Grammys: Alicia Keys Says "We Refuse the Old Systems" Amid Recording Academy Turmoil

"We want to be respected and safe in our diversity. We want to be shifting to realness and inclusivity," said the host while addressing the audience from her piano.

Many who tuned into Sunday's Grammy Awards did so with anticipation to see how music's biggest night would handle the scandal that has embroiled the Recording Academy in the week leading up to its annual telecast.

With the awards show kicking off only hours after the tragic news that NBA legend Kobe Bryant — along with his 13-yeard-old daughter Gianna, and seven others — had died in a helicopter crash in Calabasas, California, Alicia Keys opened the ceremony with an emotional tribute to the 41-year-old former Los Angeles Lakers star while standing in "the house that he built," Staples Center.

After a touching, somber and inspiring opening monologue, the returning Grammys host and 15-time winner took a seat onstage at the piano, where Keys continued to push her message that music is love and has the power to heal through an original medley. Her serenade included a further message about Bryant ("I know how much he loved music. So we’ve got to make this a celebration in his honor") and knocked President Donald Trump and the impeachment news cycle ("Commander in chief, ya’ll get out / Let’s bring Cardi B in ... It’s just too many lies / Too much hate, too much spin / It’s when good people do nothing that the bad guys win").

Keys also addressed the issues plaguing the Recording Academy when she pushed another message about inclusivity.

"I feel the energy of all the beautiful artists in this room," she said from the Grammys stage. "It’s going to be an amazing night. Because it’s a new decade. It’s time for newness. And we refuse the negative energy. We refuse the old systems." In response to cheers from the audience at that thinly veiled line, Keys added, "Feel me on that!"

She continued, "We want to be respected and safe in our diversity. We want to be shifting to realness and inclusivity. So tonight, we want to celebrate the people. The artists that put themselves on the line and share their truth with us."

Keys then called out three of the night's biggest female artists: nominated singers and performers Billie Eilish, Lizzo and Ariana Grande.

"You see us? We’re unstoppable," said Keys. "We get to be who we want to be. We get to be different, we get to be unique, we get to be everything. Right now."

Later in the night when presenting the award for best new artist, Keys' co-presenter Dua Lipa echoed the message: "There are so many stellar female producers, artists, songwriters, engineers. And if you're in the business and you're hiring, raise your sights to the amazing, talented women out there. Because we all deserve a seat at every table."

When closing out the show, Keys said, "We got a lot to change, we got a lot to do. Keep speaking the truth."

Ahead of the Grammy Awards, Deborah Dugan — the suspended chief of the National Academy of Recording Arts and Sciences, which puts on the annual music show — on Tuesday filed an explosive 46-page complaint with the Equal Employment Opportunity Commission against the academy after being placed on administrative leave. Her complaint exposed music's biggest night as being allegedly rigged and accused the organization of being a "boys club," and also included claims that she experienced gender bias and sexual harassment throughout her brief tenure.

Dugan doubled down on her claims with back-to-back TV appearances during the week and over the weekend, while her attorneys called for her to be reinstated and for interim CEO and board chair Harvey Mason to step down if the organization is serious about reform.

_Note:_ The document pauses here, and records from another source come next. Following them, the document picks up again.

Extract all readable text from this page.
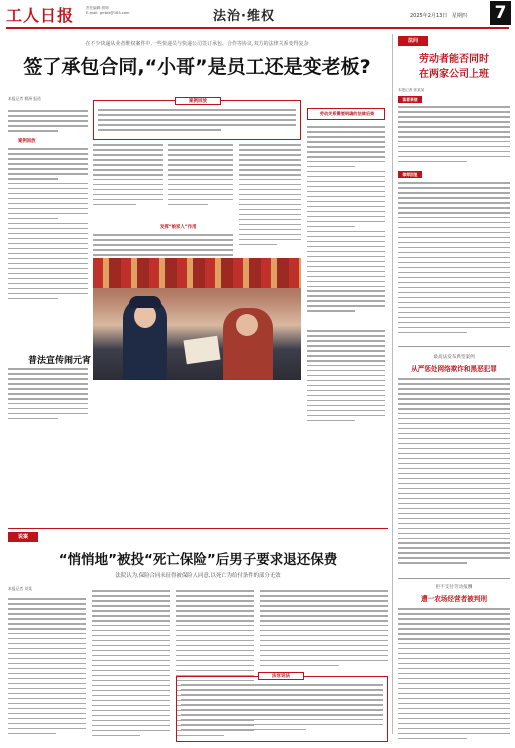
工人日报	责任编辑:蔡明
E-mail: grrbfz@163.com	法治·维权	2025年2月13日 星期四 7
在不少快递从业者维权案件中,一些快递员与快递公司签订承包、合作等协议,双方的法律关系变得复杂
签了承包合同,“小哥”是员工还是变老板?
本报记者 柳洲 报道
案例回放
案例回放
发挥“娘家人”作用
劳动关系需要明确的法律后果
普法宣传闹元宵
法问
劳动者能否同时
在两家公司上班
本报记者 张某某
读者来信
律师回复
最高法发布典型案例
从严惩处网络欺诈和黑恶犯罪
拒不支付劳动报酬
遭一农场经营者被判刑
说案
“悄悄地”被投“死亡保险”后男子要求退还保费
法院认为,保险合同未征得被保险人同意,以死亡为给付条件的部分无效
本报记者 刘某
法官说法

Earlier Sunday, Mason sent a memo to the Academy’s 25,000 members where he stressed the need for change and outlined specific directions that the Academy was taking, including five initiatives based on recommendations from the Diversity Task Force.

Despite her allegations, Dugan said during her visit on Thursday to ABC's Good Morning America that she still planned to tune into Sunday's show and, like Keys, wanted viewers to celebrate the music.

"I'm saying that the system should be transparent and that there are incidents, conflicts of interest, that taint the results," Dugan told host George Stephanopoulos about her claims of a manipulated nominations process. "I hate that I'm in this situation, because I'd much rather be here talking about the artists and the music, but I can't help but say there are conflicts of interest going on."

She then added of her plans to watch: "I worked very hard on the show, and I love the artists that are going to be performing, and I love all those that are nominated that don't get the honor of being on the show."

The 62nd annual Grammy Awards aired live on CBS from Staples Center in Los Angeles.